Her assertion that developers need to be provided with multifactor authentication and other verification tools is valuable but could be even more forceful; companies should require multifactor authentication for all their products and enable their developers to do so, rather than decreasing security for the purpose of achieving higher and faster sales.
However, the excellent policy prescriptions she makes don’t follow from the details of the story she tells earlier in the book.
Perlroth makes this clear herself when she concludes by citing a talk by then-head of the NSA’s Tailored Access Operations—essentially the nation’s top hacker—Rob Joyce at the Enigma cybersecurity conference: “Despite the attraction of zero-days, Rob Joyce … called zero-days overrated and said unpatched bugs and credential theft is a far more common vector for nation-state attacks.”
Her inclusion of this comment undermines one of the primary arguments of the book: It’s not exciting crashes that cause the car to die; it’s a lack of oil changes and tire rotation.
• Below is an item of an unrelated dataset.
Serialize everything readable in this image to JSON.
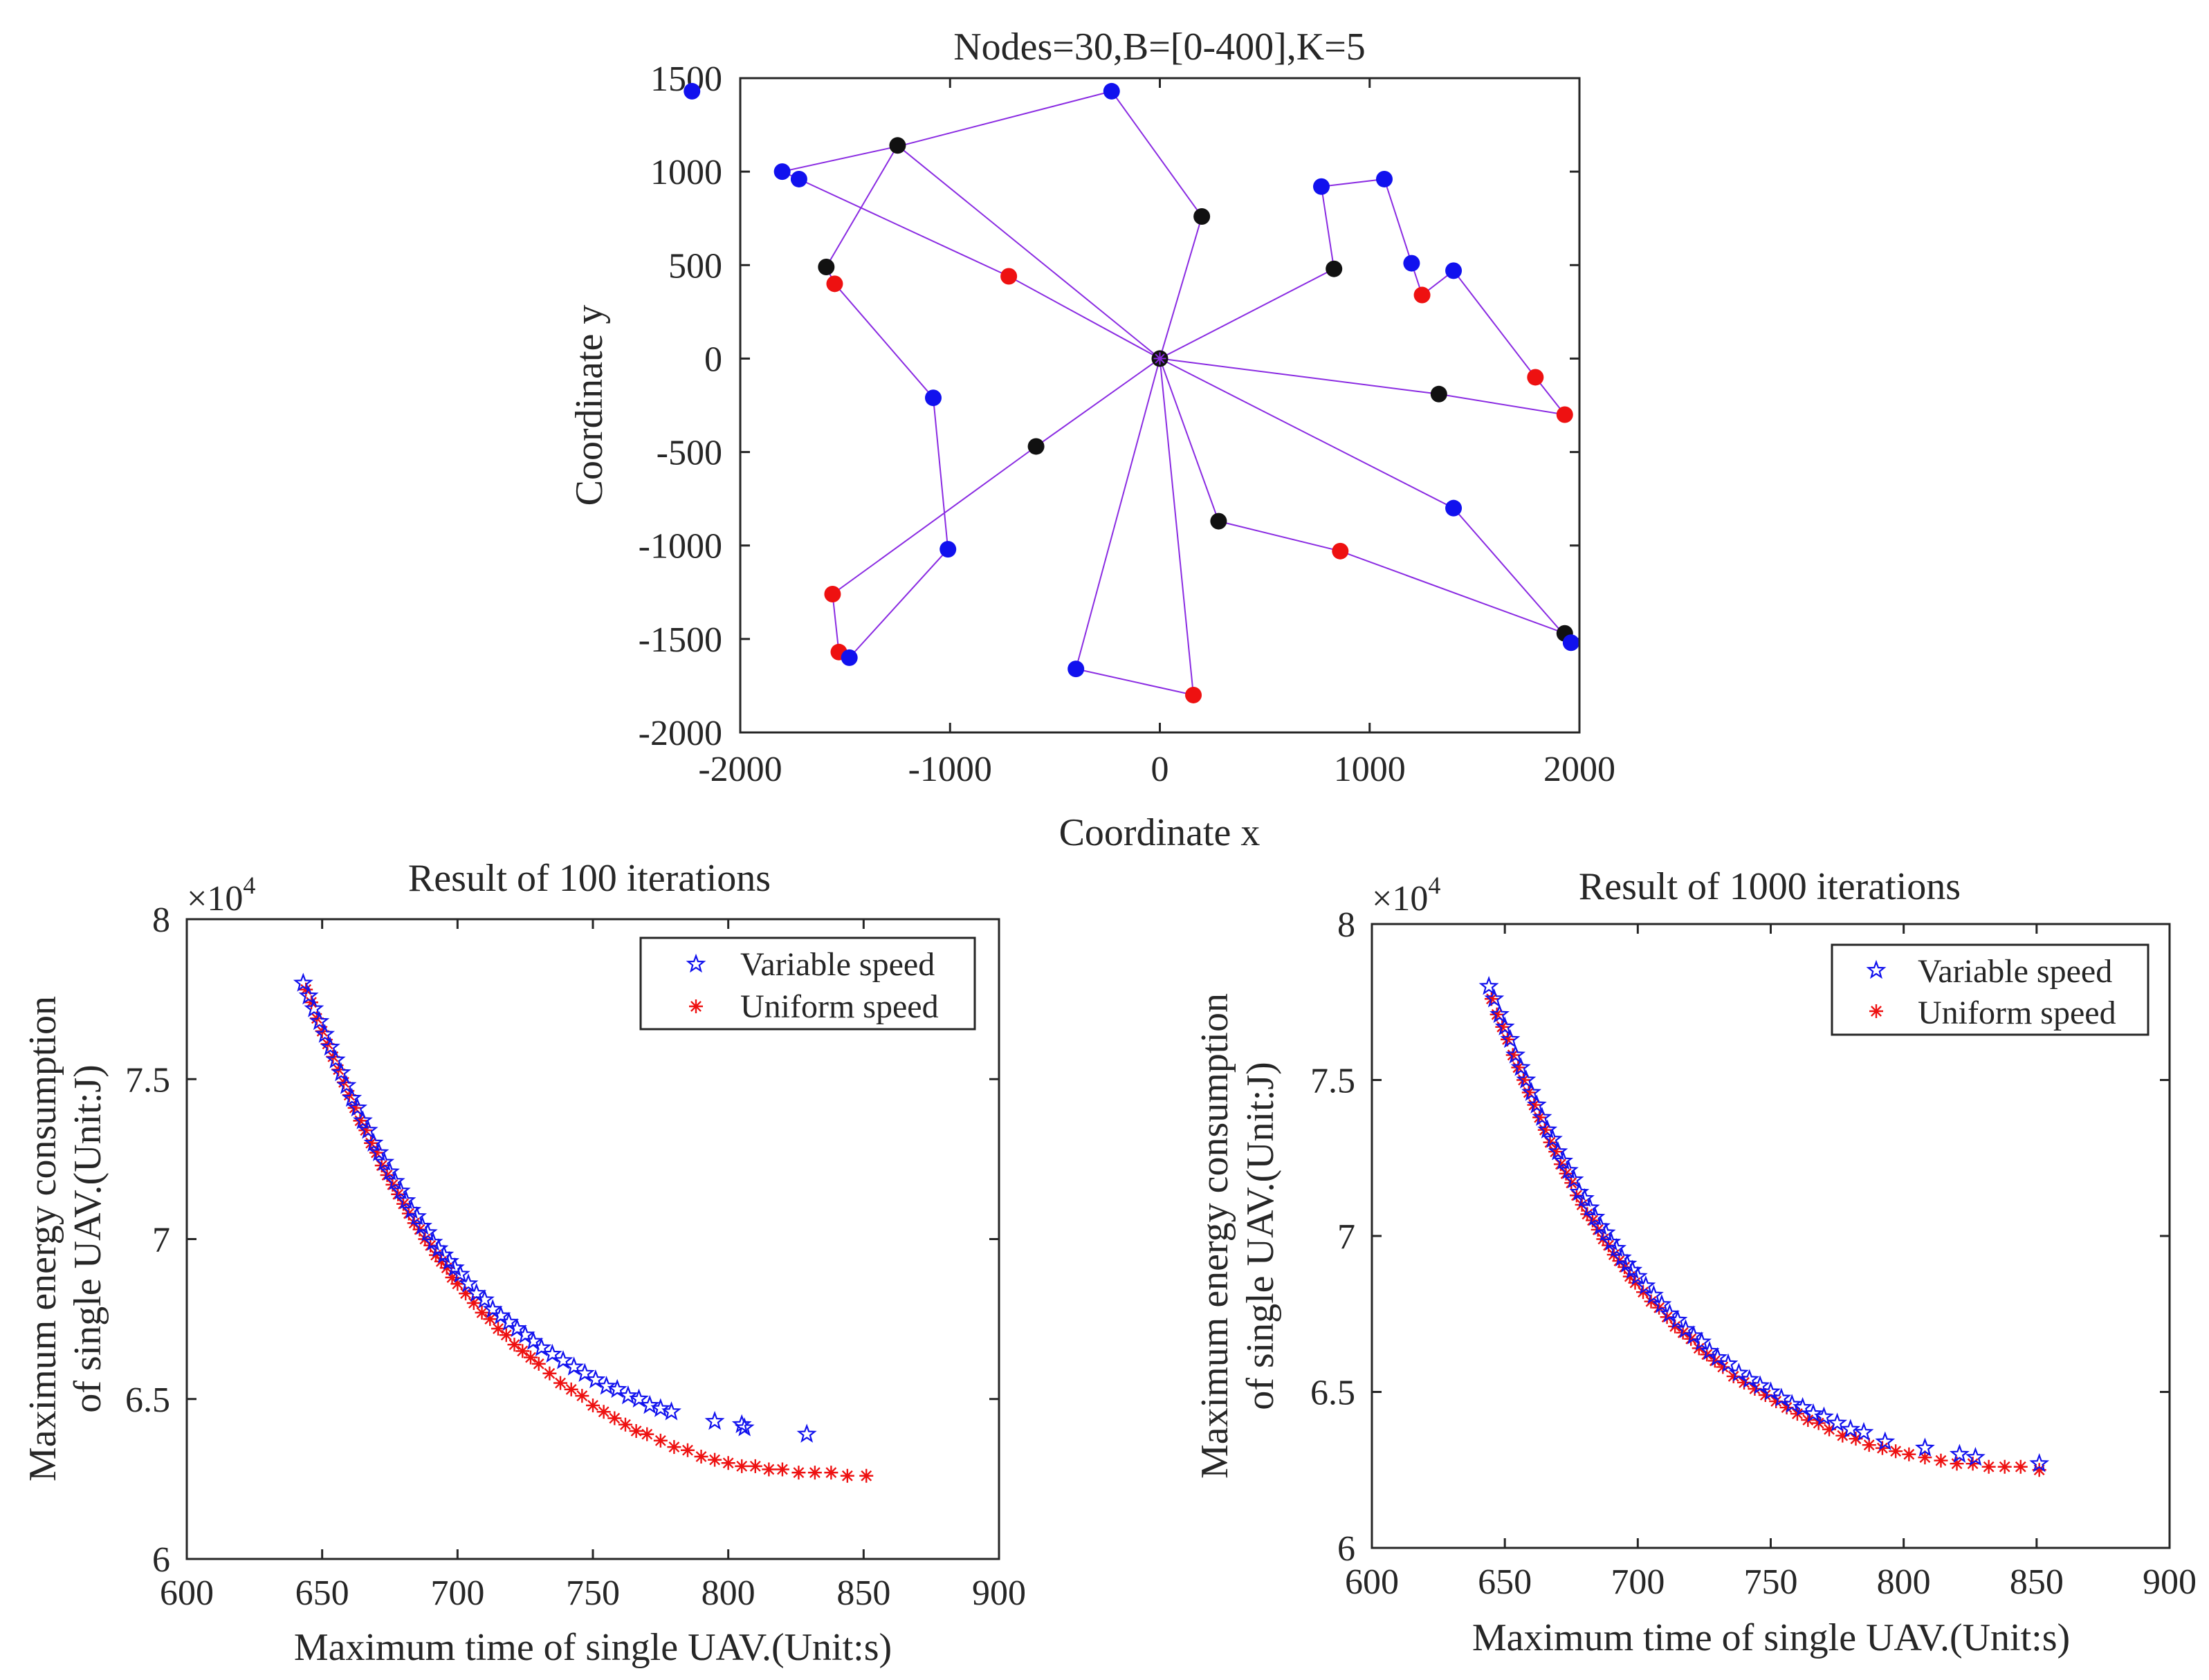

At the end of the day, the main lesson is that human beings are lazy and don’t like to do regular maintenance.
Unfortunately, the humans who control budgets and read this book might take precisely the wrong lesson from being scared to death: that they should spend more on offensive cyberweapons, instead of learning the real lesson that it’s the civilians who need defending and basic, boring, inglorious protection.
It’s unfortunate that many of the technical critiques of Perlroth’s reporting over the years have been written by angry men on the internet. I have no doubt that the nasty sexist undertones of much of the technically accurate criticism leveled against Perlroth over the years would be absent if she were a man. Such online misogyny makes it difficult for any woman to sort through and understand which corrections being shouted at her should be internalized and which parts should involve the block button—an experience with which I am intimately familiar.
But a response that knowingly ignores the accurate technical critique (such as on the number of exploits in Stuxnet) or which exploit affected the city of Baltimore (it was RobbinHood, not EternalBlue) to build the concluding policy recommendations is not the answer. This book may speak important truths and thrill the lay reader, but it’s not unreasonable to expect the cybersecurity reporter at the newspaper of record for the United States to be as obsessive about facts as the people in the community she’s writing about.
We in the information security community are also to blame; we need to ask ourselves why what will likely be the best-selling book on cybersecurity this year has been written by someone who doesn’t really understand and listen to the people who work in this community. Our insularity, arrogance, and uncompromising natures in not meeting people where they live leaves this gap in the market waiting to be filled by sensationalism instead of humble acknowledgement that we need people outside this industry to understand what we do. We aren’t telling our own story clearly and simply, so someone else tried to tell it for us.